Cattles launches damages claim against PwC

PwC has said it will “vigorously” defend itself after Cattles launched a claim for damages against the accountancy giant.

The High Court action by the lender acuses PwC of allegedly failing in the way it audited Cattles’s accounts.

In a statement, PwC said: “We are disappointed that this claim has been issued given the FSA’s censure of the company for market abuse as well as the FSA’s conclusion that certain directors of Cattles plc were found to have acted without integrity in discharging their responsibilities. 

“This is an inflated and misguided claim and, as we have made clear before, we will vigorously defend our work.”

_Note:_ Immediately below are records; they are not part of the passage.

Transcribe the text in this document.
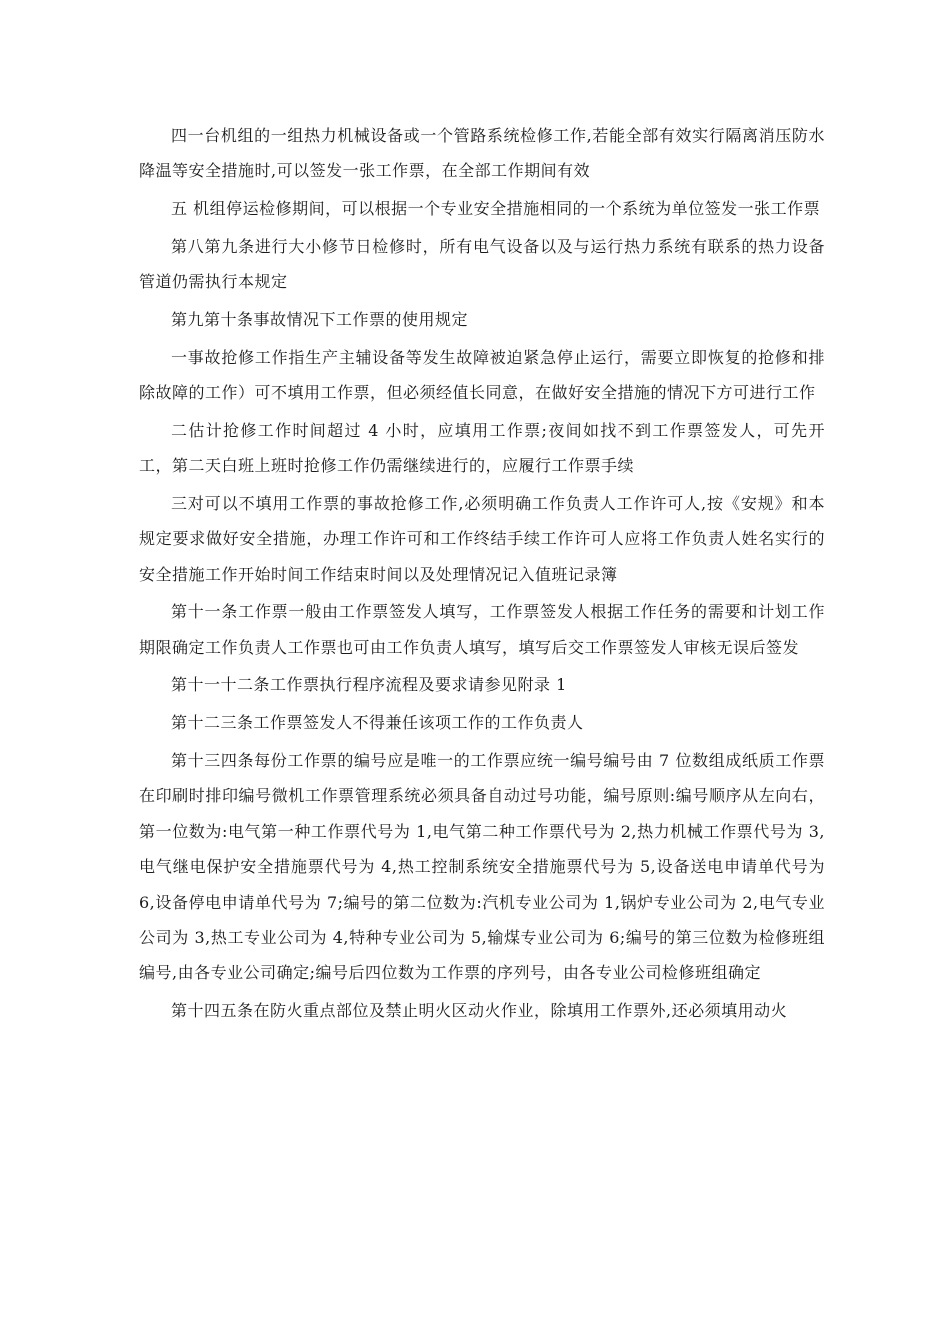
四一台机组的一组热力机械设备或一个管路系统检修工作,若能全部有效实行隔离消压防水 降温等安全措施时,可以签发一张工作票，在全部工作期间有效

五 机组停运检修期间，可以根据一个专业安全措施相同的一个系统为单位签发一张工作票

第八第九条进行大小修节日检修时，所有电气设备以及与运行热力系统有联系的热力设备管道仍需执行本规定

第九第十条事故情况下工作票的使用规定

一事故抢修工作指生产主辅设备等发生故障被迫紧急停止运行，需要立即恢复的抢修和排除故障的工作）可不填用工作票，但必须经值长同意，在做好安全措施的情况下方可进行工作

二估计抢修工作时间超过 4 小时，应填用工作票;夜间如找不到工作票签发人，可先开工，第二天白班上班时抢修工作仍需继续进行的，应履行工作票手续

三对可以不填用工作票的事故抢修工作,必须明确工作负责人工作许可人,按《安规》和本规定要求做好安全措施，办理工作许可和工作终结手续工作许可人应将工作负责人姓名实行的安全措施工作开始时间工作结束时间以及处理情况记入值班记录簿

第十一条工作票一般由工作票签发人填写，工作票签发人根据工作任务的需要和计划工作期限确定工作负责人工作票也可由工作负责人填写，填写后交工作票签发人审核无误后签发

第十一十二条工作票执行程序流程及要求请参见附录 1

第十二三条工作票签发人不得兼任该项工作的工作负责人

第十三四条每份工作票的编号应是唯一的工作票应统一编号编号由 7 位数组成纸质工作票在印刷时排印编号微机工作票管理系统必须具备自动过号功能，编号原则:编号顺序从左向右，第一位数为:电气第一种工作票代号为 1,电气第二种工作票代号为 2,热力机械工作票代号为 3,电气继电保护安全措施票代号为 4,热工控制系统安全措施票代号为 5,设备送电申请单代号为 6,设备停电申请单代号为 7;编号的第二位数为:汽机专业公司为 1,锅炉专业公司为 2,电气专业公司为 3,热工专业公司为 4,特种专业公司为 5,输煤专业公司为 6;编号的第三位数为检修班组编号,由各专业公司确定;编号后四位数为工作票的序列号，由各专业公司检修班组确定

第十四五条在防火重点部位及禁止明火区动火作业，除填用工作票外,还必须填用动火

Cattles was a FTSE 250 company specialising in sub-prime lending but it got into difficulties when accounting irregularities were uncovered, revealing that it had been understating its bad debts and overstating its profits.  
The company’s shares were suspended in April 2009. Cattles left the stockmarket in 2011 after its shares were bought by Bovess.

The claim against PwC by Batley-based Cattles and its subsidiary Welcome Financial Services accuses PwC of negligently auditing its 2006 and 2007 financial statements. As a consequence, Cattles claims the financial statements misstated the financial position of the group and cost it more than £1.6bn.

Cattles said: “After a thorough, independent and objective review of the merits of this claim, it is clear to us that PwC were negligent in their role as auditors,” said a spokesman for Cattles.
“As a consequence, Cattles and its creditors suffered very significant losses. It is therefore in the best interests of the creditors of Cattles that this claim is properly pursued to enable creditors to be appropriately and fairly compensated.”

The Financial Services Authority (FSA) fined and banned two former directors of Cattles and its subsidiary Welcome Financial Services last March for publishing “misleading information” to investors.

Cattles claims that it continued to lend for two years untuil 2009 when it should not have done so as PwC “fundamentally mis-stated” its finances.